Darüber hinaus - und dies ist besonders
bedeutsam - hat der Europäische Gerichtshof klargestellt, dass auch die
stationären Krankenhausdienstleistungen uneingeschränkt den Grundfreiheiten
des europäischen Rechtes unterliegen. Zugleich hat er eine wichtige Klarstellung
nachgeholt, dass nämlich zwischen Krankenversicherungssystemen, die dem
Kostenerstattungsprinzip unterliegen und solchen, die das Sachleistungsprinzip
vertreten, kein Unterschied hinsichtlich der Geltung der gemeinschaftsrechtlichen
Grundfreiheiten besteht. Wettbewerbsrecht Diese Ansicht übersieht jedoch, dass
der Europäische Gerichtshof stets einen "funktionalen Unternehmensbegriff"

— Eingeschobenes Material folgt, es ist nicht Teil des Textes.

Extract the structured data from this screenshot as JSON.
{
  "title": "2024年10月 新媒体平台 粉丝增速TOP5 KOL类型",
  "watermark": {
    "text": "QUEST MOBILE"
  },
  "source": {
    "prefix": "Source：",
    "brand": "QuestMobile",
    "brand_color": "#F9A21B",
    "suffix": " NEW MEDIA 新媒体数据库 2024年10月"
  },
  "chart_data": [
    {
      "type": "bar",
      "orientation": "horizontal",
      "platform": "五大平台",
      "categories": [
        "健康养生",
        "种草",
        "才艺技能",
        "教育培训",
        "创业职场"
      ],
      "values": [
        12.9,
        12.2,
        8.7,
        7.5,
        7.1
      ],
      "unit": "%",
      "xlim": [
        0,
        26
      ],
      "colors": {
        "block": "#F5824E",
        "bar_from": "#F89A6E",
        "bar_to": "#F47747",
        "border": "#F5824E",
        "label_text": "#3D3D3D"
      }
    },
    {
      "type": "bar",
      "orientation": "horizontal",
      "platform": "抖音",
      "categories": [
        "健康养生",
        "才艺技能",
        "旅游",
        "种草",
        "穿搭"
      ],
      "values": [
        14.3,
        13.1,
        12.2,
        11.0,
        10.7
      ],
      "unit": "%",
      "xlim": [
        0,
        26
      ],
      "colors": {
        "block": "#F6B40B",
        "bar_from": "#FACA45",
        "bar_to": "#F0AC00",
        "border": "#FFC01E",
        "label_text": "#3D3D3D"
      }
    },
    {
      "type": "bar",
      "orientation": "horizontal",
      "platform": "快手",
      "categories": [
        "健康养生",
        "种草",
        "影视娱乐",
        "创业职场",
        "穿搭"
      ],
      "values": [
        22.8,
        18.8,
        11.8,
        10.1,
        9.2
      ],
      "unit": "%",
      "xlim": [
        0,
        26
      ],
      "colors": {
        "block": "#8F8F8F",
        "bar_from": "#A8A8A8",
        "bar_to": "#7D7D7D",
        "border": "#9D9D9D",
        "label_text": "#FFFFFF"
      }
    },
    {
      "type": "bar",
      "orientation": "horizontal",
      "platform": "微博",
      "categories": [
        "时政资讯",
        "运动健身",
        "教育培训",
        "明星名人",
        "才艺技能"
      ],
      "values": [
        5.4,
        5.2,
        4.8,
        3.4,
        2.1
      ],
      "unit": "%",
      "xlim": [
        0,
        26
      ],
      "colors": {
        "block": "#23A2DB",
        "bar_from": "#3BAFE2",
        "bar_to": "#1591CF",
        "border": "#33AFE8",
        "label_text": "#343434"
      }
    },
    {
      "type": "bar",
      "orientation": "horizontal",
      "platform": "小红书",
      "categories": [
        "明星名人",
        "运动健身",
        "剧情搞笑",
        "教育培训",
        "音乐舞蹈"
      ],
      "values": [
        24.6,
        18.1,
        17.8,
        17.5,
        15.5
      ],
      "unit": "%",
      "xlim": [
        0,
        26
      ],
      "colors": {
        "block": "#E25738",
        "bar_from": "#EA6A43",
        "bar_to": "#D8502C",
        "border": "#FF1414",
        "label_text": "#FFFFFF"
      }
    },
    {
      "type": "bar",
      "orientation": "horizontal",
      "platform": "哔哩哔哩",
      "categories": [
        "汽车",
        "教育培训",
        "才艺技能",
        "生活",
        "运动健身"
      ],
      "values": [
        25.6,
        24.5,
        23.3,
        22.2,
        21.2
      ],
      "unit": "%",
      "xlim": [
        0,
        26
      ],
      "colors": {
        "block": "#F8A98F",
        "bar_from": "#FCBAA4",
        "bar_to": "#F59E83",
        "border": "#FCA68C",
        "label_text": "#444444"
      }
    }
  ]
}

vertreten hat, der auch öffentlich-rechtliche Einrichtungen als "Unternehmen"
erfasst, wenn sie wirtschaftliche Tätigkeiten ausüben. Bekanntlich hat der Gerichtshof in der
Rechtssache "Höfner und Elsner" die Tätigkeit der Deutschen
"Bundesanstalt für Arbeit " im Bereich der Vermittlung von
Führungskräften der Wirtschaft als "unternehmerische Tätigkeit"
eingestuft. Auswirkungen auf die Struktur
der Gesundheitssysteme in Europa Fasst man die dargestellten Aspekte des
europäischen Rechts und der Rechtsprechung des Europäischen Gerichtshofes
zum gegenwärtigen Stand zusammen, so ergibt sich in der Tat, dass der gegenwärtige
Stand des europäischen Rechts den Wettbewerb der nationalen Gesundheitssysteme
erzwingt. Viele Gesundheitssysteme in Europa haben
sich nach der bisherigen Rechtsprechung des Europäischen Gerichtshofs zumindest
teilweise als nicht europarechtskonform erwiesen. Die nationalen Gesetzgeber sind daher
aufgerufen, die Konsequenzen aus der Rechtsprechung des Europäischen Gerichtshofs
zu ziehen und die eigenen Leistungserbringer von nationalen Fesseln zu befreien.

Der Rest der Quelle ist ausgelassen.